Many of those who suffer from this condition are children. The Children’s Craniofacial Association is the main place parents and children can turn for guidance, support, medical information and medical procedures. I myself am a member of their organization. I frequently receive a newsletter in the mail full of inspiring stories, updated information, programs, fundraising, etc. One of the most popular events in the calendar year is Cher’s Annual Family Retreat. Cher is the honorary chairperson of the CCA – Children’s Craniofacial Association. She became an active member soon after her role in the film “Mask.” It is essentially a place where these kids and their families can go on vacation without the stares and judgments they are subjected to every day. It is also a reminder that they are not ‘the only ones’ dealing with this disease. That is one of the most major and important components parents discover when first finding out their baby has this disorder. It is very important to hear positive things, to talk to people that have been and are going through what they are about to endure. Support is a wonderful thing on so many levels.

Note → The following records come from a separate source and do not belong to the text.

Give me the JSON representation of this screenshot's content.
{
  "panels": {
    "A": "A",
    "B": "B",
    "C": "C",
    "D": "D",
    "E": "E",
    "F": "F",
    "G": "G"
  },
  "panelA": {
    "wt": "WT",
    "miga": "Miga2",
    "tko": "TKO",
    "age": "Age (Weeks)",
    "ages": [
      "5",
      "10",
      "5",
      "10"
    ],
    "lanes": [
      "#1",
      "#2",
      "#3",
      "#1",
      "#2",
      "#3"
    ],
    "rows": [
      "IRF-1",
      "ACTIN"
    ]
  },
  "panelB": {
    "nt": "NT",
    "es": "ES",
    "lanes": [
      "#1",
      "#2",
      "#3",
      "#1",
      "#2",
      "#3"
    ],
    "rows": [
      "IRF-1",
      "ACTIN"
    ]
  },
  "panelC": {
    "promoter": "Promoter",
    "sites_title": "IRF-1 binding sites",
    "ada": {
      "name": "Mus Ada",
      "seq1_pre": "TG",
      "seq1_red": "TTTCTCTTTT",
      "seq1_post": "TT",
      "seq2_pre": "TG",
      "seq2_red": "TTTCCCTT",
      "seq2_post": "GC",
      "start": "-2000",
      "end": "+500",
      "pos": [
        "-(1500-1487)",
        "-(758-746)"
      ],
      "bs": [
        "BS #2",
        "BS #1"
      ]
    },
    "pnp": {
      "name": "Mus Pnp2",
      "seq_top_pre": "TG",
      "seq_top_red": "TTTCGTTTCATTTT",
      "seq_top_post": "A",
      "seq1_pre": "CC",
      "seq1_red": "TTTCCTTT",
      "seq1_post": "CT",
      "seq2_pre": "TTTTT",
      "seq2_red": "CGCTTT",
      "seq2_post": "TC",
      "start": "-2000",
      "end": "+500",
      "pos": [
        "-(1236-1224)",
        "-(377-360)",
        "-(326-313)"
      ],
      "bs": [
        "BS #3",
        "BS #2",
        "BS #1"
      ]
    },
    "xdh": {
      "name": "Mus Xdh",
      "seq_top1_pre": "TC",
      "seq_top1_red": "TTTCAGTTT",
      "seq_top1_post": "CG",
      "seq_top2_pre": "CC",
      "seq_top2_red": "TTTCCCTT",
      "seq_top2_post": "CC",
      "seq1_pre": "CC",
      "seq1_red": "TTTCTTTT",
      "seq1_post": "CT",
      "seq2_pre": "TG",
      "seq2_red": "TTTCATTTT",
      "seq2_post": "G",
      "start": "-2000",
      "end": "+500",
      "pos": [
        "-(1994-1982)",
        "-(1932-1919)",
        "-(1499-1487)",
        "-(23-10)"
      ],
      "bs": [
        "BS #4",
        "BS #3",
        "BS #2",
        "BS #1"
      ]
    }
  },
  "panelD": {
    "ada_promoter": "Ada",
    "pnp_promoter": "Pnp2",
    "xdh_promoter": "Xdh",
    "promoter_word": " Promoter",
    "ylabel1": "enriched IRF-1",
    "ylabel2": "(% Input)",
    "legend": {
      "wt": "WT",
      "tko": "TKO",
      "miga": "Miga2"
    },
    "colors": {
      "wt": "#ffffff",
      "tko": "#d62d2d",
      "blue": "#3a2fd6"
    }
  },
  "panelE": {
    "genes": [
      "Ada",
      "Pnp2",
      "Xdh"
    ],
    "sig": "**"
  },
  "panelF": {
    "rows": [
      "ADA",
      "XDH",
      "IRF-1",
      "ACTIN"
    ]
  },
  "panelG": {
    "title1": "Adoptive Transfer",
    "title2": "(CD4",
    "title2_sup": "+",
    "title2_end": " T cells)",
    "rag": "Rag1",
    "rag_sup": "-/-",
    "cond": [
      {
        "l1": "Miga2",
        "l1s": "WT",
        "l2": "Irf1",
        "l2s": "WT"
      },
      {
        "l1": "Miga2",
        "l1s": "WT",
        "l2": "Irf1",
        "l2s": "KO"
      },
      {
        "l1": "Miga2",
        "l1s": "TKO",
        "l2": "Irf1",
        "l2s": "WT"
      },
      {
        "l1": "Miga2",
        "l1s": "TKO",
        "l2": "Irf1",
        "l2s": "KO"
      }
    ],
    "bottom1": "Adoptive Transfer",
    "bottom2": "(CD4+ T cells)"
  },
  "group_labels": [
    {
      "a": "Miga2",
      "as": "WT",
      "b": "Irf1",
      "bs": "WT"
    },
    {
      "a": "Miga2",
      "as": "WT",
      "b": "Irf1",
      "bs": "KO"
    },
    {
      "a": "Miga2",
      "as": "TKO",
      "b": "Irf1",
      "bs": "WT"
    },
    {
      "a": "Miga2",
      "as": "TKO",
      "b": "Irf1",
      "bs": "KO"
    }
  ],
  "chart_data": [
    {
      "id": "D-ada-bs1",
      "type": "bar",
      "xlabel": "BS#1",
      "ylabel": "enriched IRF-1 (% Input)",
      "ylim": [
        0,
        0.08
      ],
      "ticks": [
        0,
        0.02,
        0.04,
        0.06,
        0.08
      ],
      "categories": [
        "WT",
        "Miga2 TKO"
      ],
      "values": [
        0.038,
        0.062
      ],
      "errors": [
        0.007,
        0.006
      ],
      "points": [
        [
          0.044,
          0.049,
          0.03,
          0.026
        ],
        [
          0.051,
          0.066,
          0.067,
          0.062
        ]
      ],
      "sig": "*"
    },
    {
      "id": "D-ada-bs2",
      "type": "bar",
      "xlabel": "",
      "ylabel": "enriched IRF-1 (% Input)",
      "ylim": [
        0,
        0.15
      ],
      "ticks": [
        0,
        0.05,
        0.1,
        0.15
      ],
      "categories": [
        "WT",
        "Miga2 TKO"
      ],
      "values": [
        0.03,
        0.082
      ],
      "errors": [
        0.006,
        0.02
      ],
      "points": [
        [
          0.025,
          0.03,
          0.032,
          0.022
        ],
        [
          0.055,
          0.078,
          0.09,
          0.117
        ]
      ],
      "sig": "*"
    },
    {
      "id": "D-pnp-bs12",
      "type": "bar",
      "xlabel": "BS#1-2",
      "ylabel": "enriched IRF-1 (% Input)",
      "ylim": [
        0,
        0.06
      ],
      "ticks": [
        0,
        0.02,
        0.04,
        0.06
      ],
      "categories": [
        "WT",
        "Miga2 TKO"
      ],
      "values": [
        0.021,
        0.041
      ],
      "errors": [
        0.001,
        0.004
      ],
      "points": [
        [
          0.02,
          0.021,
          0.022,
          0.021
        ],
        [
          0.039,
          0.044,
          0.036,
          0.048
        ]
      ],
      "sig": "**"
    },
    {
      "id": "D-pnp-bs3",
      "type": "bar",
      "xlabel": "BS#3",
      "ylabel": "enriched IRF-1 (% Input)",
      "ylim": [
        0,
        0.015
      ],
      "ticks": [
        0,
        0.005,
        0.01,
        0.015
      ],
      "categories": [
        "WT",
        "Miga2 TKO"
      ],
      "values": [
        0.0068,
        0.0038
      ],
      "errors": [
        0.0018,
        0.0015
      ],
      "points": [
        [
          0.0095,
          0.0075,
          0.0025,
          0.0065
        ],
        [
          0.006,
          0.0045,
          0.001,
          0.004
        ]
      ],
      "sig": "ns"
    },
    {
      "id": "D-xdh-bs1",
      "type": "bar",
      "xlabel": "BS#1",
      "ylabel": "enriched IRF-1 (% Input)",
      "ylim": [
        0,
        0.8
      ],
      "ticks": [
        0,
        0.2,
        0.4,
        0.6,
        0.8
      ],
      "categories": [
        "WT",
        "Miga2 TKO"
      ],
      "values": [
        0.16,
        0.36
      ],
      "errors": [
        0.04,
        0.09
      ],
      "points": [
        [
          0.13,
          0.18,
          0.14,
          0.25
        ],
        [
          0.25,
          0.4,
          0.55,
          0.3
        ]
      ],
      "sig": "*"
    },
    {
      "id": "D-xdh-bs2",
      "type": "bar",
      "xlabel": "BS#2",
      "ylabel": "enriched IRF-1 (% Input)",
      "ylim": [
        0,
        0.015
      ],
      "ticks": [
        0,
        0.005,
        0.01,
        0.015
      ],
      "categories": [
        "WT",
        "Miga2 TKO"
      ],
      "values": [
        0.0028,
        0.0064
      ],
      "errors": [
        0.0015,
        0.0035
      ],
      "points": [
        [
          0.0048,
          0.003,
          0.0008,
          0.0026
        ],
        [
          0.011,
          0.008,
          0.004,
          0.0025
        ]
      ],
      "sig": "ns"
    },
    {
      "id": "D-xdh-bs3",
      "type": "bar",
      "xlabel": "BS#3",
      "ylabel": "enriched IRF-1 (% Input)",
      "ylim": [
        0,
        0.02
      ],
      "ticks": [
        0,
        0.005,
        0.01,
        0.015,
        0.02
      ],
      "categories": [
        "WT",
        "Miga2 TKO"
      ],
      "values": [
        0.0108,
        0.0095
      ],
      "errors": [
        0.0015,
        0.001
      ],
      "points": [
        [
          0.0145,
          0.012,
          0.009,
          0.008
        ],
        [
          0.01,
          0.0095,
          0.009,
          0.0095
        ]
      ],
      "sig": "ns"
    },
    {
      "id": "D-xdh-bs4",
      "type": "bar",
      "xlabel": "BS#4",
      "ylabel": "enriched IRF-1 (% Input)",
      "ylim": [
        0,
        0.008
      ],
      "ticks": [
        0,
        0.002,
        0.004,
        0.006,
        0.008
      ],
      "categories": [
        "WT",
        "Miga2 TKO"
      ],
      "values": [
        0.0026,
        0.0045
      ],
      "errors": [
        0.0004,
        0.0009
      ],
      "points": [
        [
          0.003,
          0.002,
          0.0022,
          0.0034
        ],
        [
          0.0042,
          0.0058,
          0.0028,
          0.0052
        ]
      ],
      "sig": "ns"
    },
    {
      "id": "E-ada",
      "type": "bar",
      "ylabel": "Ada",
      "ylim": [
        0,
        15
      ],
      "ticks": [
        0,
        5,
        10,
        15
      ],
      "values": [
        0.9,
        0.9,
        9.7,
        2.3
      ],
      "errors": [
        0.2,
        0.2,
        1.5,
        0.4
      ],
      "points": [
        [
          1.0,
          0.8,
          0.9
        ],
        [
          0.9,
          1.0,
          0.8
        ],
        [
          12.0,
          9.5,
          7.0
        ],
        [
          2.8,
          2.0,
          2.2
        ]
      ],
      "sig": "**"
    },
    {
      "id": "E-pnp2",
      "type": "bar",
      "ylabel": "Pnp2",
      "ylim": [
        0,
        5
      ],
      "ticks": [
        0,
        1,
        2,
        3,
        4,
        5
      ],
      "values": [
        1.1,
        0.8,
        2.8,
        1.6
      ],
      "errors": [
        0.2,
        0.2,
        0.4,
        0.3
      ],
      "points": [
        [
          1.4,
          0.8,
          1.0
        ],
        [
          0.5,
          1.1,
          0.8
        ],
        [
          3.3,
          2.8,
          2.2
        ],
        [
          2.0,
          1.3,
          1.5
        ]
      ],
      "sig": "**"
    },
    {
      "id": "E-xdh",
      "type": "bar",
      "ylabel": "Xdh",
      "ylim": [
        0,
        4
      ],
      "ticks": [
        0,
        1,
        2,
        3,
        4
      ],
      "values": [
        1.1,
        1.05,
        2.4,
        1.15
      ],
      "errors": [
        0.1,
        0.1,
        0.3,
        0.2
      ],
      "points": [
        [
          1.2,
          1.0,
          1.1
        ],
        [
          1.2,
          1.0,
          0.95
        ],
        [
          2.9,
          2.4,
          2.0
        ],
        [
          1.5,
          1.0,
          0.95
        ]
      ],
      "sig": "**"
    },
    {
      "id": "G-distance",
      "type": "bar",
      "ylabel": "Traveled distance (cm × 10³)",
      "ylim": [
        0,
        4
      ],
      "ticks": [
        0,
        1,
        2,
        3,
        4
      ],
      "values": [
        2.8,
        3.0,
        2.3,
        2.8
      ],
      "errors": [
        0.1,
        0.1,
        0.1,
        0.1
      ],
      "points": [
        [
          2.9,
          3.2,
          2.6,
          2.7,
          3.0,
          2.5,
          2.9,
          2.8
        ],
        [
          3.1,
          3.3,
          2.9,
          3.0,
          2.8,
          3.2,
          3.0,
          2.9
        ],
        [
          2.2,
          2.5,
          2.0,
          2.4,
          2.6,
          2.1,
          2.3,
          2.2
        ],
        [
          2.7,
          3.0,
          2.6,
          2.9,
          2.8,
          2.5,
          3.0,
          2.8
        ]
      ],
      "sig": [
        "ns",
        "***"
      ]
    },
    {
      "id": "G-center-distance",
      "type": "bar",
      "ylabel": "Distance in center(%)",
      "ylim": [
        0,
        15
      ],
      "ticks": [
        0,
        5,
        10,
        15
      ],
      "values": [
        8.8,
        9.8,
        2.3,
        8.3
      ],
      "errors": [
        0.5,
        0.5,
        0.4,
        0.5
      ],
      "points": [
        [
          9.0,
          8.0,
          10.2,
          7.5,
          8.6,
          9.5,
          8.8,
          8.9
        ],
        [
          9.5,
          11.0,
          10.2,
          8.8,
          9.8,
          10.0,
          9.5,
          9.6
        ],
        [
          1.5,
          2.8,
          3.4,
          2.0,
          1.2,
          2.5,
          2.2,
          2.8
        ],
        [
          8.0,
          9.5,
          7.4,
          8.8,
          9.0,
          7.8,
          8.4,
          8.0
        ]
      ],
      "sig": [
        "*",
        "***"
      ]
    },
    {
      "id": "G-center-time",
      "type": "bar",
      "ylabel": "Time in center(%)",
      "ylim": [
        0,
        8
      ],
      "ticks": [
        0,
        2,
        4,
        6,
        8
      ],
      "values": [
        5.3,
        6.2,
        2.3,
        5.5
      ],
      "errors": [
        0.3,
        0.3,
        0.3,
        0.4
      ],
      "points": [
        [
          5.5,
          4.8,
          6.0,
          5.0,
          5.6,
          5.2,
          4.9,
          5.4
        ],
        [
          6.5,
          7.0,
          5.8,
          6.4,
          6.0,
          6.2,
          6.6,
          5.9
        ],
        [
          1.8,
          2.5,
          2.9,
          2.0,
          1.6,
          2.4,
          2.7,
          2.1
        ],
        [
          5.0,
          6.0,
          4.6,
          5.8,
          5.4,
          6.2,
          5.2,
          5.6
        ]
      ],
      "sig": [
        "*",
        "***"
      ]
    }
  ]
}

At this time of year especially, Christmas Eve, it seemed appropriate for me to share this information. The most important thing a writer can do is inform. These children are really no different than our own kids. They play, the laugh, they ask Santa for presents (mostly for their parents) and they dream. They have incredible senses of humor, they bare a resilience that brightly shines from their faces, and they truly love life. I don’t believe they see themselves as all that different or ‘deformed’ from their own counterparts. They’re just kids. After all, that’s the way it should be.
The medical procedures and operations usually begin before the child is old enough to walk and talk. Multiple trips to the hospital follow frequently over the years as they and their bodies grow. The surgeries are difficult for the children but most of the burden falls upon their parents. It’s hard for us to imagine that sinkable feeling being told there is something wrong with your child. But like their kids, they are also fighters and survivors, battling each and every obstacle together, slaying each and every dragon that crosses their path. Their stories are tragic, heartwarming and inspiring. They will bring you to tears as well as lift your spirits higher than you ever thought possible.
The following are a list of many of the syndromes that fall under the craniofacial criteria:
cleft lip and/or palate
hemifacial microsomia/goldenhar syndrome
pierre robin syndrome
Information on all of these conditions can be found on the CCA website: http://www.ccakids.com/
Here you will find valuable information about treatments, doctors, insurance questions, facilities in your area, volunteer work, retreats, etc. Most of all you will find inspiration, hope and love. Isn’t that really what it’s all about?